I do not believe that it can always have been like this with public performances, but I must research it to see if I can find how, for example, a reading of his works by Robert Browning or, better still, Lord Byron was received. (At the opposite extreme is the recital where, despite a clear indication that songs accompanied by piano are to be treated as a group, those present insist on clapping after every one, utterly with the potential to put off the soprano or counter-tenor for (or by) whom a sequence of three or four songs had been conceived as part of the whole.)

And, if I had ten or a dozen poems that might even be worth being heard, I’d allow those present to see the text of what they were hearing (or not, if they preferred the mental crossword-puzzle of fathoming form and content from sound), and I’d memorize those poems (so never do it, as my memory doesn’t favour input in a prescribed form), and I’d learn to look around at those around me, to engage them and engage with them.

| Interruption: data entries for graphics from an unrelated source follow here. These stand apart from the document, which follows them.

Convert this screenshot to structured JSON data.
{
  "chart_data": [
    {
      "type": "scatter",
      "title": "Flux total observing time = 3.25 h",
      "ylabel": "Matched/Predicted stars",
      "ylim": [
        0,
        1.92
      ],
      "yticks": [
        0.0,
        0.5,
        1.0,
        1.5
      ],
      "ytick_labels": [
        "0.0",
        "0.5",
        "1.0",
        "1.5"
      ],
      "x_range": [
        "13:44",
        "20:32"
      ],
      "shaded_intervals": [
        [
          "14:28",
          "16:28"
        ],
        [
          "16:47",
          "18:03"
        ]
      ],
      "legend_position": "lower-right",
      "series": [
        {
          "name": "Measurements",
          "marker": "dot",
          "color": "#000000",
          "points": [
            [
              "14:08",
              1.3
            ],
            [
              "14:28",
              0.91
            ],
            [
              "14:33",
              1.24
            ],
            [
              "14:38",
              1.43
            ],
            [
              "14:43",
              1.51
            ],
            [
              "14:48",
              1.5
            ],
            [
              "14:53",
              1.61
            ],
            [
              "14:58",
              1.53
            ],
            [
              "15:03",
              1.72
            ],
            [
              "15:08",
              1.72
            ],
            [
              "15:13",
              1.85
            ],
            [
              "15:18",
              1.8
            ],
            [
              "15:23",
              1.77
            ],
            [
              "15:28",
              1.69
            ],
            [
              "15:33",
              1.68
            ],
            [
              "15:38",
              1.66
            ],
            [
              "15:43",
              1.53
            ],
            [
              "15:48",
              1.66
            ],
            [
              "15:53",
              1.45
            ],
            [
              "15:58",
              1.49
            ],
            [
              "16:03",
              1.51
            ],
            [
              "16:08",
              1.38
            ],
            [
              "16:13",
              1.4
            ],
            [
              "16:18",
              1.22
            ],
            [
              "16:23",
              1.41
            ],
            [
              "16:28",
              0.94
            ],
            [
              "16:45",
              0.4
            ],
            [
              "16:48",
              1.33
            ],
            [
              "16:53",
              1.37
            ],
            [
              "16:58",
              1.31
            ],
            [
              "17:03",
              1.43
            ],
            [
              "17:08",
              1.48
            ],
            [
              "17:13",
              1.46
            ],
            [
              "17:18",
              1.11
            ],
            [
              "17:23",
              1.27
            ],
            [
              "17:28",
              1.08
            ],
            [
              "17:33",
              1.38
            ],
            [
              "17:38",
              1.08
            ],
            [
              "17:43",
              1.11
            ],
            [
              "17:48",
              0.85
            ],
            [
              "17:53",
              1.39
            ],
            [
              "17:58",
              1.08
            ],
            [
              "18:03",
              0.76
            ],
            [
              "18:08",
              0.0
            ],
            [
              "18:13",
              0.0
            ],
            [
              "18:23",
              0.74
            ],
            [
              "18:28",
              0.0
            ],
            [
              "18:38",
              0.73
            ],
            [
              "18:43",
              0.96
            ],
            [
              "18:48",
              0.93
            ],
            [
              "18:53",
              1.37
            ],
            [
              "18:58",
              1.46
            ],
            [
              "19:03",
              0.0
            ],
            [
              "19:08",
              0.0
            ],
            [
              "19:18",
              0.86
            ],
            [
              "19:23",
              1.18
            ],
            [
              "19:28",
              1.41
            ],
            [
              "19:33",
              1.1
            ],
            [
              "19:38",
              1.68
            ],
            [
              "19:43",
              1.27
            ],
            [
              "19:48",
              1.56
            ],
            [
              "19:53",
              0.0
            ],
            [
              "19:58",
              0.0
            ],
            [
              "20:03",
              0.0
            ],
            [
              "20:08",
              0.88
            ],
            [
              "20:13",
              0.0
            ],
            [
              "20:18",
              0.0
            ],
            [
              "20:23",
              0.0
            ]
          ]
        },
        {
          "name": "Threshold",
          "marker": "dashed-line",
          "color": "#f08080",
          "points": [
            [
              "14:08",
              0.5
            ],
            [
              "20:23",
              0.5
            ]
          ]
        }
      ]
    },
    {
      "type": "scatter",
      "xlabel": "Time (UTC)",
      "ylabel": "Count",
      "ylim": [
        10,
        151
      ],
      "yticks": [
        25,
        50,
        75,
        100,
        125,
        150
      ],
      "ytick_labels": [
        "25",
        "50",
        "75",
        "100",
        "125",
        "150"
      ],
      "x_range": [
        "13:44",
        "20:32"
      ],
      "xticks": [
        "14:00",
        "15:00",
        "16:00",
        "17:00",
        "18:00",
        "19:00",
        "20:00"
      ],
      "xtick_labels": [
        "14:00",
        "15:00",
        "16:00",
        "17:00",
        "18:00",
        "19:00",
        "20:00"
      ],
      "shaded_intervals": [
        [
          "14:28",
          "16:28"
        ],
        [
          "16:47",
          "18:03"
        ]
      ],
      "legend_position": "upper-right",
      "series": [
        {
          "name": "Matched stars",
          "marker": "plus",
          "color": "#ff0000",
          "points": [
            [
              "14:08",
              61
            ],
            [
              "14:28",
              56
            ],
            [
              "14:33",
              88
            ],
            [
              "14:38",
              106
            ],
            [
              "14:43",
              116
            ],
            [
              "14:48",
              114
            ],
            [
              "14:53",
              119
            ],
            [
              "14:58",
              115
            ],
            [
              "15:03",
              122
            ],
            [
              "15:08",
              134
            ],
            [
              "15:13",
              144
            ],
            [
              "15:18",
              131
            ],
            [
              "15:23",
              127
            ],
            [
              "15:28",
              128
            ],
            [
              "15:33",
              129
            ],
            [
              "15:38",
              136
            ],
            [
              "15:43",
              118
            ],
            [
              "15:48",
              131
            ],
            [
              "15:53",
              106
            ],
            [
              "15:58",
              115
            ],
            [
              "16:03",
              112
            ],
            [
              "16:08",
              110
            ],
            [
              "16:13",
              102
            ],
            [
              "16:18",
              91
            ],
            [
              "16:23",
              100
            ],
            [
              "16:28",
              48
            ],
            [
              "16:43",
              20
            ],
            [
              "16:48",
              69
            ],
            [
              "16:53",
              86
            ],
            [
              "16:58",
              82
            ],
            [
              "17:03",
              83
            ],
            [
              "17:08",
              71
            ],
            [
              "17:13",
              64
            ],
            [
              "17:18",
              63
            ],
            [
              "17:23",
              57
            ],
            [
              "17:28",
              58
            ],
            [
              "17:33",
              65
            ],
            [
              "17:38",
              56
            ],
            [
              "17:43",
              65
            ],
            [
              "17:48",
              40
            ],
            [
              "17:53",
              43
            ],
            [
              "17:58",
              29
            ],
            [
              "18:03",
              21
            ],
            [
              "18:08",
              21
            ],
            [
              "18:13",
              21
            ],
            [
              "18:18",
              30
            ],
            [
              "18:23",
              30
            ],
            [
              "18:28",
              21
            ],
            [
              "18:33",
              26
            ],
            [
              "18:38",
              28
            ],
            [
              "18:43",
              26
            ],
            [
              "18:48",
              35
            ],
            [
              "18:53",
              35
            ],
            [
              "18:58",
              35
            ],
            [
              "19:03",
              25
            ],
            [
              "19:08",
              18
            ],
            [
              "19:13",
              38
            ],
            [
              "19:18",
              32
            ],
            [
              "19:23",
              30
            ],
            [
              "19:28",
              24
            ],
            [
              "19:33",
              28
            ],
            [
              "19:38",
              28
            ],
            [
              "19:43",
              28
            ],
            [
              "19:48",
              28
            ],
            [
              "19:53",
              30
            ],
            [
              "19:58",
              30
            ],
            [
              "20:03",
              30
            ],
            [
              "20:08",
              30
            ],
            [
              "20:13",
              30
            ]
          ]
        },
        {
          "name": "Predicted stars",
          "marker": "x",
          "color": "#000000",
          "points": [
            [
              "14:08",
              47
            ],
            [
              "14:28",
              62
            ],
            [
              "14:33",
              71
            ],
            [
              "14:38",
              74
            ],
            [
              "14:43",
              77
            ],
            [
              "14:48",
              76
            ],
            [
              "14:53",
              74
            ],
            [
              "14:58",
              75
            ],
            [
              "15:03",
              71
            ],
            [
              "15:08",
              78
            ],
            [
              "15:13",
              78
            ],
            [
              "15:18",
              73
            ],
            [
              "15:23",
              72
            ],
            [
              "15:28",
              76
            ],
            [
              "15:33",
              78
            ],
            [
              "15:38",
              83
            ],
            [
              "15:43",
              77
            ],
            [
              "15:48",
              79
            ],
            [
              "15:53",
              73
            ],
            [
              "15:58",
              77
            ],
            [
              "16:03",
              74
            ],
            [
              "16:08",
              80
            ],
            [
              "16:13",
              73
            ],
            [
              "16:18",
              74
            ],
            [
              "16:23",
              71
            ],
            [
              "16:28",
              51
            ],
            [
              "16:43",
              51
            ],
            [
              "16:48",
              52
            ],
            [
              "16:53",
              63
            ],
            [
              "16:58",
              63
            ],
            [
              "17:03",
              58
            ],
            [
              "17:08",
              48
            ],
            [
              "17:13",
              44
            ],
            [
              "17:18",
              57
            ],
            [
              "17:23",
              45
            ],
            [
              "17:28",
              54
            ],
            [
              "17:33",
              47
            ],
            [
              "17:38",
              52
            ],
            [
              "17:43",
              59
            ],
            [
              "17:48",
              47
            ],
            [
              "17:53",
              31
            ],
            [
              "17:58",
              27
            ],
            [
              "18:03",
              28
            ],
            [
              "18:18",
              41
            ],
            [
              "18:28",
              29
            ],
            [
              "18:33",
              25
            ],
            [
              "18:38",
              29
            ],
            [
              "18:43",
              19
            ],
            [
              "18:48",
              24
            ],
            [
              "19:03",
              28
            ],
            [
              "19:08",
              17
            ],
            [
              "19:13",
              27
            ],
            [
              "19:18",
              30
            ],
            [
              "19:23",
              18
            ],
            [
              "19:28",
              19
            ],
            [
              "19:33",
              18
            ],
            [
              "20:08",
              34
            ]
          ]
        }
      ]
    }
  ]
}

I know that I should, because a guy called Mark Waldron did it the other night. Moreover, he didn’t use language to show off his knowledge (or what passes for it), he didn’t just entertain with his rich conceits, and he recited in such a way that I was quite clear of his literal meaning, without abnormal accentuation or the obscurity of the prized referent that has to be explained first.

Poor man’s contumely? There’s always that danger, but I hope the recognition that there is more of stand-up in reading poetry than is given credit for – the comedian needs to know whether the audience is being reached (imagine the straitjacket of no spontaneous applause during a set), and the audience needs to feel that the comedian is reaching out to them with his or her words, not just delivering a joke or story with flatness and expecting their approval as if his or her due.